On the day Mary Ellen Stanley delivered her first child, she also had wrung the necks of three chickens, dressed and cooked them.

It was all in a day’s work. 

Today, Stanley has all the modern conveniences of the 21st century. But she still likes things done from scratch.

As for freshly slaughtered chicken? “It’s the best you’ll ever have,” she said, making one feel almost deprived to have store-bought goods.

Stanley was born in 1933 to Jessie and Hugh Morrow on their farm north of Moran. 

She and her husband, Carl, have been married 57 years. Up until two years ago they lived on a farm between Humboldt and Iola where they raised crops and livestock.

Their five children attended Humboldt public schools. Four of the five remain in the area. They are son Steve, and daughters Carla and Ken Hunt, Vickie and Don Snavely and Connie Rourk.
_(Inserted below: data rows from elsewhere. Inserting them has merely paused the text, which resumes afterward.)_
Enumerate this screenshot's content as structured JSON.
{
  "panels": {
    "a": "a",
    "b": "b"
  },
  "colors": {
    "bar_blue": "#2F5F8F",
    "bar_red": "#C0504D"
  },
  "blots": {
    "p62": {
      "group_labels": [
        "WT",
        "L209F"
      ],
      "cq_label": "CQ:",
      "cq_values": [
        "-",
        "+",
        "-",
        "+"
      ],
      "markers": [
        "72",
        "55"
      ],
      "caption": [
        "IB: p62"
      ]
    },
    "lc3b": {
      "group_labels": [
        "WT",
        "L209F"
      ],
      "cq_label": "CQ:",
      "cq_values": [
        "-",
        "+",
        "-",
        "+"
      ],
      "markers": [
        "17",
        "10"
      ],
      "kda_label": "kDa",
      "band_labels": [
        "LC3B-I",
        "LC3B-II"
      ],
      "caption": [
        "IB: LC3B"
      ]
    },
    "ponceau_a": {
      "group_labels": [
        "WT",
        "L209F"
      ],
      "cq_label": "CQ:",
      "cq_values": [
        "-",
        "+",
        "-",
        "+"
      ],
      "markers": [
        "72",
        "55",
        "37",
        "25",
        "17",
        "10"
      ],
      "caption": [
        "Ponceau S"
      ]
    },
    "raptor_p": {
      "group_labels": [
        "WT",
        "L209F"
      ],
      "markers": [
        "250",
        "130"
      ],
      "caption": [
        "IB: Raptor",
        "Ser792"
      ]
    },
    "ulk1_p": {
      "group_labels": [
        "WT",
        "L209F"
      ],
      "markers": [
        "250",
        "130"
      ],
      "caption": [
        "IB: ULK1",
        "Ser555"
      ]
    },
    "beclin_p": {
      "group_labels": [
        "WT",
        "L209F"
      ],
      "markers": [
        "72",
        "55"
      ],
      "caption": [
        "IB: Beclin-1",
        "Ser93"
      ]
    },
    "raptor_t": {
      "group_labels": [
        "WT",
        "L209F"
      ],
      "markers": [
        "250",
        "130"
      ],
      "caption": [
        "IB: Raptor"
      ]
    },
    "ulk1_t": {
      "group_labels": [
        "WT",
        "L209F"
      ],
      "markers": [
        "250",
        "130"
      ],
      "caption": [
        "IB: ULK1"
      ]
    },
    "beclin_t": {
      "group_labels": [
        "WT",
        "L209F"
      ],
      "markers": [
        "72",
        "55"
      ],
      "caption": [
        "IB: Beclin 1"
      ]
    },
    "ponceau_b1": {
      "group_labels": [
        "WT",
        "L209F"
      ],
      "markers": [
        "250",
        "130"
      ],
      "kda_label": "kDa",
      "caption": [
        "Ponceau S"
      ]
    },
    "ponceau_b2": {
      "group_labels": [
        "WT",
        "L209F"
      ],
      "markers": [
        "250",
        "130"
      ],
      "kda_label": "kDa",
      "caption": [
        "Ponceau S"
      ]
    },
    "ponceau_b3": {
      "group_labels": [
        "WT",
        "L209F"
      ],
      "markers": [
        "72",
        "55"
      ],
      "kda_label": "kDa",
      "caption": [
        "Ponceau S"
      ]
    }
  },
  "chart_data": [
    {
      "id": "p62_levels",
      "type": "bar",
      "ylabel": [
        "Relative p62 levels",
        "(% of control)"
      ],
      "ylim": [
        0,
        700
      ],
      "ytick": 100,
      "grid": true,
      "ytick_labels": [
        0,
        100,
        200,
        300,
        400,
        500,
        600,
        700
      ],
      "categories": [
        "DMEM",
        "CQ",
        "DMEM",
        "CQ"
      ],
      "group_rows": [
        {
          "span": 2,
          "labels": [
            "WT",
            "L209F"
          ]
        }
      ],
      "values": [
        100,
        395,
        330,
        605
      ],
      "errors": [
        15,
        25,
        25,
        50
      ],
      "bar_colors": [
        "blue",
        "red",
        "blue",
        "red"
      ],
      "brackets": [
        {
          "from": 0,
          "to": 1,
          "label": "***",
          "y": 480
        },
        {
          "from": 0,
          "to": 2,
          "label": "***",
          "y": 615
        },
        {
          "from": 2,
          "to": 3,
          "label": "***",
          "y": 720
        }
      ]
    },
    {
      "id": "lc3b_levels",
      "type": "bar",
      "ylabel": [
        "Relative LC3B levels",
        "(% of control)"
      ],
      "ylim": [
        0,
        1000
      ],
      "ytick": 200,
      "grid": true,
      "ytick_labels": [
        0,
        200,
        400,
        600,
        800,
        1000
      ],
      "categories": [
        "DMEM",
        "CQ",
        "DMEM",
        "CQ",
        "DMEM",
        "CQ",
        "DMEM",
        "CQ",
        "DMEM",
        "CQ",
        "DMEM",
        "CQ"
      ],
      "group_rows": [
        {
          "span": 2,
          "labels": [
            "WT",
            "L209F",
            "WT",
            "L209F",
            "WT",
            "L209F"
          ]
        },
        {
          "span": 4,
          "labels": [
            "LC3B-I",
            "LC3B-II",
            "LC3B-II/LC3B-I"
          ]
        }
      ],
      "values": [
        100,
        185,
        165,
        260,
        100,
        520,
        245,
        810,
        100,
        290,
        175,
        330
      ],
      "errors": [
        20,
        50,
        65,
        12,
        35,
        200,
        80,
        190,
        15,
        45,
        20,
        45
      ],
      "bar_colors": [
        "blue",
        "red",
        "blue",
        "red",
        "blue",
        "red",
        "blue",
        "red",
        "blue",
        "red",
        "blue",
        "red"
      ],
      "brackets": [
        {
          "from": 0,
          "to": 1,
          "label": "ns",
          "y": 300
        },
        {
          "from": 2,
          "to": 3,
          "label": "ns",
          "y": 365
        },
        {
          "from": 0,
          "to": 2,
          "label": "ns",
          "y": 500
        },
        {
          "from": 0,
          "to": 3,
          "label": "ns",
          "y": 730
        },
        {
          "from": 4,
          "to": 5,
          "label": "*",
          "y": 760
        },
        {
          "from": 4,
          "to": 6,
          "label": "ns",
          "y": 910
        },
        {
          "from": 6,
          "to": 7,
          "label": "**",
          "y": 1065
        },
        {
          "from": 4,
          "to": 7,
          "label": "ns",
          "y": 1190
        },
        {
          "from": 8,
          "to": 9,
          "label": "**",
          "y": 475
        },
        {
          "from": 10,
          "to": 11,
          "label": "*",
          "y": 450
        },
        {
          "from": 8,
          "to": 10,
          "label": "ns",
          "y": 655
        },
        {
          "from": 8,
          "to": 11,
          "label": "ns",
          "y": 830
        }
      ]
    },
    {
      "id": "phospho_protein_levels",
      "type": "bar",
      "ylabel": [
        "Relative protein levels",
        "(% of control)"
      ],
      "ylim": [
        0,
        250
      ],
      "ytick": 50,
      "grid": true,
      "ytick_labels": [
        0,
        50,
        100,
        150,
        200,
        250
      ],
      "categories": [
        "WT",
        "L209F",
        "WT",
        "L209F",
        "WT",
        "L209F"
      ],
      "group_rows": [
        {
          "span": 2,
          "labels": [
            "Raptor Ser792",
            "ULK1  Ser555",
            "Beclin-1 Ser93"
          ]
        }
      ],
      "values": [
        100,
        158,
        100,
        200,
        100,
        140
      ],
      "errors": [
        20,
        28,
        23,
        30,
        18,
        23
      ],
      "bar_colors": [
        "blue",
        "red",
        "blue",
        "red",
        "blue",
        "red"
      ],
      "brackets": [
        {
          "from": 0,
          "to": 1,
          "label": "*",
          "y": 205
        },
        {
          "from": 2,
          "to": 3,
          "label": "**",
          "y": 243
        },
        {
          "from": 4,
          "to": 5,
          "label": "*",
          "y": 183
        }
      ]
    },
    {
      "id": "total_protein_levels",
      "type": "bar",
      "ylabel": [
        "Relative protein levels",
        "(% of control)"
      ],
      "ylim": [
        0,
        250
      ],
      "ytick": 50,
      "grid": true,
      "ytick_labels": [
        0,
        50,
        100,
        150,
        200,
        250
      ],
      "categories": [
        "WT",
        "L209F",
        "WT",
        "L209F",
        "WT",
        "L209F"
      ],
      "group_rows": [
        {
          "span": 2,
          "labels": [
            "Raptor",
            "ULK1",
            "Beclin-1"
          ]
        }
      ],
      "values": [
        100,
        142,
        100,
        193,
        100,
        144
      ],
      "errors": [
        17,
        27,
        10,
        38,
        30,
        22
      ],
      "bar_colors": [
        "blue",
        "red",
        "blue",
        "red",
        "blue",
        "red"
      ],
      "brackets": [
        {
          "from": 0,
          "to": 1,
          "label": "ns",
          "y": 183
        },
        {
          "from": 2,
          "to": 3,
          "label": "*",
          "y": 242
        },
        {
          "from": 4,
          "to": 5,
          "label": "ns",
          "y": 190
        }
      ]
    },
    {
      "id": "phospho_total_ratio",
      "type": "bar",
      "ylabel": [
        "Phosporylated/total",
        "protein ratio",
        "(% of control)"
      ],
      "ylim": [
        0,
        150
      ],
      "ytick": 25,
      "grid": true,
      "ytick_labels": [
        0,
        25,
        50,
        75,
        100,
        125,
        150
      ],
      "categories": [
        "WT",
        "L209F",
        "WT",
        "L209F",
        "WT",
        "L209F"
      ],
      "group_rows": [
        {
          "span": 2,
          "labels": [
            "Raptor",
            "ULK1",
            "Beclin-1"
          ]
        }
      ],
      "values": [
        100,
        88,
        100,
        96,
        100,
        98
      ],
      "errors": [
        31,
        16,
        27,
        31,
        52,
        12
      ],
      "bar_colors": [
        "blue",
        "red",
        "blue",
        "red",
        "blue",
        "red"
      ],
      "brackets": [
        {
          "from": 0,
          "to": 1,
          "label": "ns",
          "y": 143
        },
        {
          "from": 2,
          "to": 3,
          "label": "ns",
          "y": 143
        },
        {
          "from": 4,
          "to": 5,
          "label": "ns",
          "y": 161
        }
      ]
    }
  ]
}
Daughter Paula and Nel Wachholtz live in Papillion, Neb.

Today the Stanleys live in a nice ranch-style house on North Walnut Street East.

“It’s much easier,” Stanley said of in-town living. An attached garage is a big plus. Stanley also traded a voluminous garden for one “the size of a postage stamp,” she said.

Stanley, 77, was born in the depth of the Great Depression, the youngest of four children. A 10-year gap exists between her and the next oldest of the Morrow children.

She jokes that “there wasn’t even a twinkle” in her mother’s eye at the thought of having a child at the age of 40. But she did and Stanley grew up learning how to cook at her mother’s knee.

“It’s all in here,” she said as she taps her head.

“Mother never used recipes,” she said. “I will with something complicated. But most times, things just come out right.”

It’s typical of Stanley to let nothing go to waste. Hence today’s recipe of turkey noodle soup — a perfect way to get another meal of that left-over bird.

Stanley said farm life and big meals go hand in hand. A hired hand or two plus Carl’s parents, Fred and Edith Stanley, made for a small crowd most meals when the Stanleys actively farmed.